Cailinas Mutter sprang auf. »Wenn wir entscheiden, dass wir weiterziehen, dann sollten wir auch entscheiden, ob wir nicht endlich in die Städte gehen.« Einige der Siedler rollten ungehalten ihre Augen, doch Taran hielt die Luft an. Sicher, die Städte wurden immer wieder angesprochen und man hatte sich bisher dagegen entschieden. Aber vielleicht dieses Mal?

»Hier draußen sind wir unsere eigenen Herren!«, sagte Gregorius. »In den Städten werden die Männer gezwungen, den Herrschern als Soldaten zu dienen! Ich will nicht in eine Stadt!«

Viele der Männer nickten zustimmend und Tarans Hoffnungen sanken rapide. Sie machte sich nicht die Mühe, etwas auf Gregorius Einwurf zu entgegnen, sondern warf ihm nur einen entmutigten Blick zu. Gregorius zuckte mit den Schultern.

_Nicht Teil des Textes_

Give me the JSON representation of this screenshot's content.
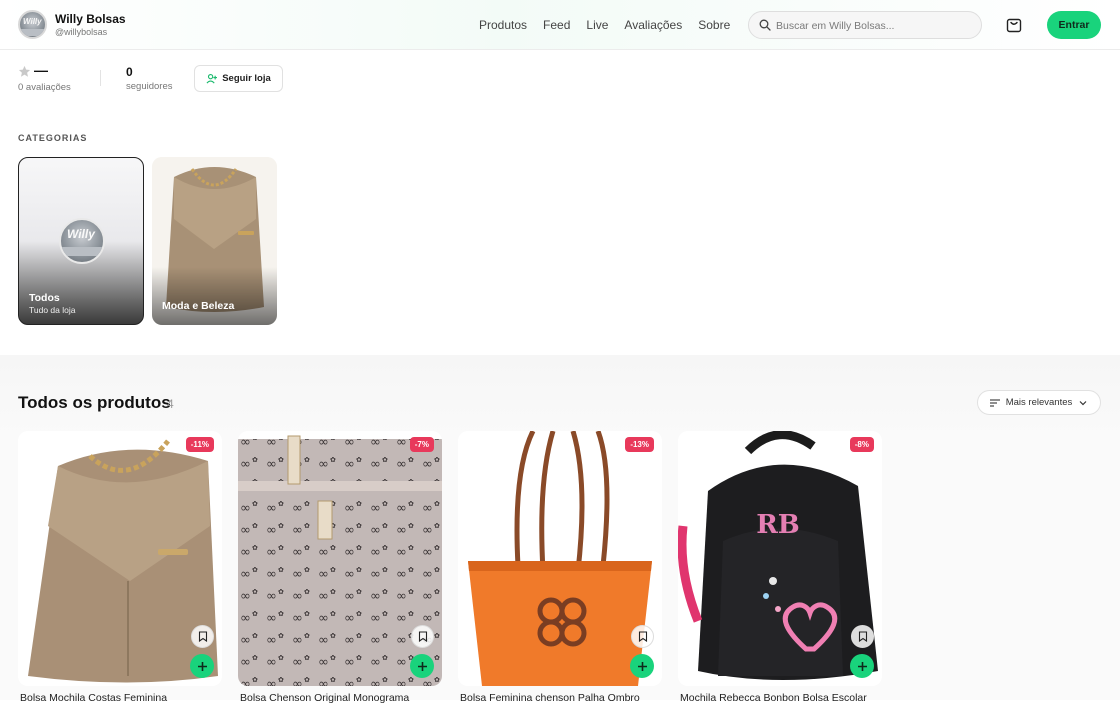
{
  "header": {
    "store_name": "Willy Bolsas",
    "store_handle": "@willybolsas",
    "logo_text": "Willy",
    "nav": [
      "Produtos",
      "Feed",
      "Live",
      "Avaliações",
      "Sobre"
    ],
    "search_placeholder": "Buscar em Willy Bolsas...",
    "login_label": "Entrar",
    "accent_color": "#19d37c"
  },
  "stats": {
    "rating_value": "—",
    "rating_label": "0 avaliações",
    "followers_value": "0",
    "followers_label": "seguidores",
    "follow_label": "Seguir loja"
  },
  "categories": {
    "title": "CATEGORIAS",
    "items": [
      {
        "label": "Todos",
        "sub": "Tudo da loja"
      },
      {
        "label": "Moda e Beleza",
        "sub": ""
      }
    ]
  },
  "products": {
    "title": "Todos os produtos",
    "count": "4",
    "sort_label": "Mais relevantes",
    "items": [
      {
        "title": "Bolsa Mochila Costas Feminina",
        "badge": "-11%",
        "icon": "beige-backpack"
      },
      {
        "title": "Bolsa Chenson Original Monograma",
        "badge": "-7%",
        "icon": "monogram-bag"
      },
      {
        "title": "Bolsa Feminina chenson Palha Ombro",
        "badge": "-13%",
        "icon": "straw-tote"
      },
      {
        "title": "Mochila Rebecca Bonbon Bolsa Escolar",
        "badge": "-8%",
        "icon": "black-backpack"
      }
    ],
    "badge_color": "#e8395b"
  }
}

Wie um dies zu bestätigen, rief eine der Frauen: »In den Städten herrschen Laster und Unzucht! Die Männer vertrinken ihr Gold in den Tavernen! Junge Mädchen verkaufen ihre Körper, um zu überleben!«

Reihum nickten die Köpfe.

Aldo hob die Hand. »Wir haben uns in der Vergangenheit entschieden, nicht in Städte zu gehen. Dabei bleibt es. Wer gehen möchte, kann dies tun. Wir zwingen niemanden, bei uns zu bleiben. Was wir heute besprechen müssen ist, ob wir hier überwintern oder uns einen anderen Ort dafür suchen.«

Cailinas Mutter setzte sich mit missmutigem Gesicht hin. Sie sagte nichts gegen Aldos Schiedsspruch. Es war richtig, dass niemand gezwungen wurde, bei den Siedlern zu bleiben. Doch sich allein, ohne Teil einer größeren und gut bewaffneten Gruppe zu sein, auf den Weg in die Städte zu machen, war blanker Wahnsinn. Die blaue Stadt lag im Süden, jenseits der Grasländer, am Meer. Kaum jemand lebte in den Grasländern. Einige wenige Rinderhirten streiften mit ihren Herden durch die Steppe. Aber es gab Banditen. Sie lauerten Reisenden auf und töteten sie, um sich ihrer Habseligkeiten zu bemächtigen. Wer abseits der Wege reiste, musste sich außerdem vor den trügerischen Mooren in Acht nehmen und aufpassen, dass er sich in dieser Landschaft, die überall gleich aussah, nicht verirrte. Die beiden anderen Städte der Menschen, Insan und Quadin, lagen weit jenseits des Qanicengebirges. Um sie zu erreichen, musste man das Gebirge queren, wobei man fast sicher in die Hände der Vampire fallen und den Rest seines Lebens als Blutsklave verbringen würde. Reisende von und zu den Städten, insbesondere Insan und Quadin, gab es daher nur wenige. Meist handelte es sich um wagemutige Händler, Fallensteller oder Jäger, die im Urwald Bären, Hirsche und Rehe erlegten und Fleisch und Felle in den Städten verkauften.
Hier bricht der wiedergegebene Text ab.